Jovem luta pela vida após parada cardíaca: família enfrenta batalha judicial por atendimento domiciliar em Goiânia

Segundo a mãe dela, Adriana Medeiros, a jovem ficou com sequelas permanentes. A Secretaria de Estado da Saúde de Goiás (SES-GO) disse ao g1 que está ciente e vai adotar as providências.


Por Rota Araguaia em 24/05/2025 às 12:30 hs

Jovem luta pela vida após parada cardíaca: família enfrenta batalha judicial por atendimento domiciliar em Goiânia
Reprodução

Redação

Após sofrer uma parada cardíaca, a jovem Thaís Medeiros, de Goiânia (GO), enfrenta graves sequelas e uma rotina de cuidados intensivos.

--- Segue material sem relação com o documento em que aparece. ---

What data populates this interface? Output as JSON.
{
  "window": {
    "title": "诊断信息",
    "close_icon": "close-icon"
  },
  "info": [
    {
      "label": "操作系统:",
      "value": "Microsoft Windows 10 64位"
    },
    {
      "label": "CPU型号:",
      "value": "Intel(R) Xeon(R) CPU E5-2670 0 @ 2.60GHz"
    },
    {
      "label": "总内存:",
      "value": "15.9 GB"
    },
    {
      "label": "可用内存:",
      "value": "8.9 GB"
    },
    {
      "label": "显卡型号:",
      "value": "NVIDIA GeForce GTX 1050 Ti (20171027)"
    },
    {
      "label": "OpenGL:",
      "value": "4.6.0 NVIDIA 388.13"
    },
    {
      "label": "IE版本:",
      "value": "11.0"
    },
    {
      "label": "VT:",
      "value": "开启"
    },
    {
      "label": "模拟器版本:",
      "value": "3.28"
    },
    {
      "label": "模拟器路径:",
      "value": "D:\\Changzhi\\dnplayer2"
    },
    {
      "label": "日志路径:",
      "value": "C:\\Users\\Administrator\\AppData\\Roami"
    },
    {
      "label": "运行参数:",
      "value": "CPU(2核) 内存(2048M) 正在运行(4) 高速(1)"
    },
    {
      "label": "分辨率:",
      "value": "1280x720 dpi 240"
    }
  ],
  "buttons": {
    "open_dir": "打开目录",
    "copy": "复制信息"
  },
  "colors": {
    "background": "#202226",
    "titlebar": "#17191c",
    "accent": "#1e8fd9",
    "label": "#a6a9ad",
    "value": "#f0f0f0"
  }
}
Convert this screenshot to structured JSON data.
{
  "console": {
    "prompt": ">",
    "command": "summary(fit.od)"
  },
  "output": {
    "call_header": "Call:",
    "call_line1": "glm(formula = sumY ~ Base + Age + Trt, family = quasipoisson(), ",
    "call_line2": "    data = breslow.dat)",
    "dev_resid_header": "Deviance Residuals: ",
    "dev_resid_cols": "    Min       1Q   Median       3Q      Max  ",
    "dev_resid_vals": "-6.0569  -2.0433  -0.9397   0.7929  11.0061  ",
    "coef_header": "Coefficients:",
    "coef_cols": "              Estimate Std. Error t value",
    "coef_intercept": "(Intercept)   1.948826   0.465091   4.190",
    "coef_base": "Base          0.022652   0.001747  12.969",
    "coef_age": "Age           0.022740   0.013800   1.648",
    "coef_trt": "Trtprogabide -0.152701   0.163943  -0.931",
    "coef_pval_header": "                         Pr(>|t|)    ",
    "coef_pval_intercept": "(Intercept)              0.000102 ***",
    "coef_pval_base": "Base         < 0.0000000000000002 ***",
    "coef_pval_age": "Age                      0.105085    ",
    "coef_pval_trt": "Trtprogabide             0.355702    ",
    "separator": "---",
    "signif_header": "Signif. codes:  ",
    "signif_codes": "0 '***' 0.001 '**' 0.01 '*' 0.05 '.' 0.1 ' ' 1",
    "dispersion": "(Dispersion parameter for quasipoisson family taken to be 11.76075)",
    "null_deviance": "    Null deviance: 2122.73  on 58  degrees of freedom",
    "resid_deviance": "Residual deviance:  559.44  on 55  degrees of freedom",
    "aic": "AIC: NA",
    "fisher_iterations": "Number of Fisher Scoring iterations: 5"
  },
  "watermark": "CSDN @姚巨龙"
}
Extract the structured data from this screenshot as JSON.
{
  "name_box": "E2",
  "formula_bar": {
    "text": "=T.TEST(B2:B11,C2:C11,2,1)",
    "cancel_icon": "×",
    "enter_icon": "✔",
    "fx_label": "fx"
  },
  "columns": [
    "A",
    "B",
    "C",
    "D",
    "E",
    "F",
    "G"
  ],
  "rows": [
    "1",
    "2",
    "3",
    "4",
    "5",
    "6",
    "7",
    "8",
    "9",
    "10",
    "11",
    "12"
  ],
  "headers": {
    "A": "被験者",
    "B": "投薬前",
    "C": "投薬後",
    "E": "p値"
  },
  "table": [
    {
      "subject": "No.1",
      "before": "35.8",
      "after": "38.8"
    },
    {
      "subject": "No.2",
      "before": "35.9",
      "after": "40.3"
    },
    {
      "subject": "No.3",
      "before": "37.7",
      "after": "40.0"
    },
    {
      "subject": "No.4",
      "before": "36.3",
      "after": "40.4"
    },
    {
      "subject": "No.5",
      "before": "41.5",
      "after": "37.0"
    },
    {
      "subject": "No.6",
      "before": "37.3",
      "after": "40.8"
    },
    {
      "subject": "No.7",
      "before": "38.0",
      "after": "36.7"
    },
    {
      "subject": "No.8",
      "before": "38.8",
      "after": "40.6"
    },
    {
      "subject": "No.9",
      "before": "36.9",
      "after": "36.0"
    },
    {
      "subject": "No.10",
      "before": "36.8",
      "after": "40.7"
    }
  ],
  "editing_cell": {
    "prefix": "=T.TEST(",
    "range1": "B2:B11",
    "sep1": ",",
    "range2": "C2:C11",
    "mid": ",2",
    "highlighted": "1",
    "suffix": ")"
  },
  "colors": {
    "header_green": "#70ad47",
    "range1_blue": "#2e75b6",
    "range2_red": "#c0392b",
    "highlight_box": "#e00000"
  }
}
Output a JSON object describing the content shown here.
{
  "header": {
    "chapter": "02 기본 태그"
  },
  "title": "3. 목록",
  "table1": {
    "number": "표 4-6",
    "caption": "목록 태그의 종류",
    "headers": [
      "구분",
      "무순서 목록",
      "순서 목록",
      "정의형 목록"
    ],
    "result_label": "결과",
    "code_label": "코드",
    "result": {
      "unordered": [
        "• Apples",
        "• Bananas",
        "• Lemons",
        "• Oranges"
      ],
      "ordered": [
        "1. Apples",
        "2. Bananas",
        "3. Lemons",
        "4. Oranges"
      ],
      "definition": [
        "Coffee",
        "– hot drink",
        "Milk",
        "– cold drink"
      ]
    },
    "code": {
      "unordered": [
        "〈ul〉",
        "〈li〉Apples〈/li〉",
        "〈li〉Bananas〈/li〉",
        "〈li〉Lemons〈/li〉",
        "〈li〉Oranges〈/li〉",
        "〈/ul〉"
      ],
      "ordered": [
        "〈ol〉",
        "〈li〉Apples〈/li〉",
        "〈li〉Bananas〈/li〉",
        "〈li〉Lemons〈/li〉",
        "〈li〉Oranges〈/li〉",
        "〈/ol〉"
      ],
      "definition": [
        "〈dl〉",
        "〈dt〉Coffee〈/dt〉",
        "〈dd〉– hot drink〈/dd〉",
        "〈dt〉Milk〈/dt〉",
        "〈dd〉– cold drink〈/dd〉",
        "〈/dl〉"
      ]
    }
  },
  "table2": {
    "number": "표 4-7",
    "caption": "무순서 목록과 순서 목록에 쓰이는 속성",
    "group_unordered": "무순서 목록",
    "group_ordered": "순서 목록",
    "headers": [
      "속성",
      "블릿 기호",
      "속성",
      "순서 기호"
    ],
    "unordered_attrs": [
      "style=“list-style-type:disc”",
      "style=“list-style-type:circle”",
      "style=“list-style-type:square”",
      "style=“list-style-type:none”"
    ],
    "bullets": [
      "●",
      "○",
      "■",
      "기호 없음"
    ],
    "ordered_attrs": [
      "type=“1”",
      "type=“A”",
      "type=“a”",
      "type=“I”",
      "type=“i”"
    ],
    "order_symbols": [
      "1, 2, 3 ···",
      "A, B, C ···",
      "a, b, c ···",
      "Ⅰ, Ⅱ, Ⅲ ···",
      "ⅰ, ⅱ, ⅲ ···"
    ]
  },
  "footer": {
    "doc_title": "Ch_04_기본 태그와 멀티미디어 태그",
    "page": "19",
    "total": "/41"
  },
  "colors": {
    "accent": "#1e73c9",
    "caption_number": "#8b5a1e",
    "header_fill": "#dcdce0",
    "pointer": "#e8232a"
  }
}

Segundo o médico responsável, o quadro foi causado por um período de falta de oxigenação no cérebro:

“O que ela teve foi um período que o cérebro não recebeu a oxigenação devida, porque o coração não estava bombeando sangue para o corpo. E isso gera uma lesão irreversível, com um potencial de gravidade muito grande”, explicou.

Thaís, que é mãe de uma menina, começou a apresentar problemas de saúde após a gravidez da filha. Segundo a mãe, Adriana Medeiros, ela desenvolveu bronquite e asma, e já havia enfrentado crises alérgicas graves. Pouco antes do acidente, chegou a ficar cinco dias internada por conta de uma bactéria no pulmão.

Em 2023, Thaís passou por mais de 260 dias de internação, incluindo um episódio em que precisou ser reanimada após uma crise de broncoespasmo. Para a família, o fato de Thaís ter tido apenas três internações em 2024 já é considerado uma vitória.

A jovem depende de alimentação especial, fisioterapia, fonoaudiologia, medicamentos e fraldas descartáveis. Os custos mensais com o tratamento chegam a R$ 16 mil. Adriana deixou o trabalho para se dedicar integralmente aos cuidados da filha e conta com doações para manter a rotina de tratamentos.

Com a ajuda recebida nos últimos dois anos, a família conseguiu comprar uma casa adaptada. Antes, Thaís morava em um apartamento sem elevador e precisava ser carregada pelas escadas para consultas e exames.

Disputa judicial

A luta da família também é travada nos tribunais. A Justiça determinou que a Prefeitura de Goiânia restabelecesse o atendimento de home care à jovem até 30 de dezembro de 2024. No entanto, a gestão municipal recorreu da decisão, alegando que Thaís não se enquadra nos critérios do serviço custeado pela prefeitura, destinado a pacientes que dependem de respirador.

Adriana afirma que o home care é essencial para a qualidade de vida da filha e segue aguardando a manifestação da prefeitura.

“É um direito da Thaís. Ela precisa de cuidados específicos, e o atendimento domiciliar é essencial para que ela tenha mais dignidade”, afirma.

Esperança e planos para o futuro

Apesar das dificuldades, Adriana mantém a esperança e sonha com novos projetos para 2025. A cabeleireira planeja montar um salão de beleza em casa, no Setor Morada do Sol, em Goiânia.

 

“Sei que minha filha não será mais a mesma, mas continuo acreditando que podemos viver da melhor forma possível. Quero voltar a trabalhar e seguir cuidando dela com o amor e a dedicação que ela merece”, diz Adriana.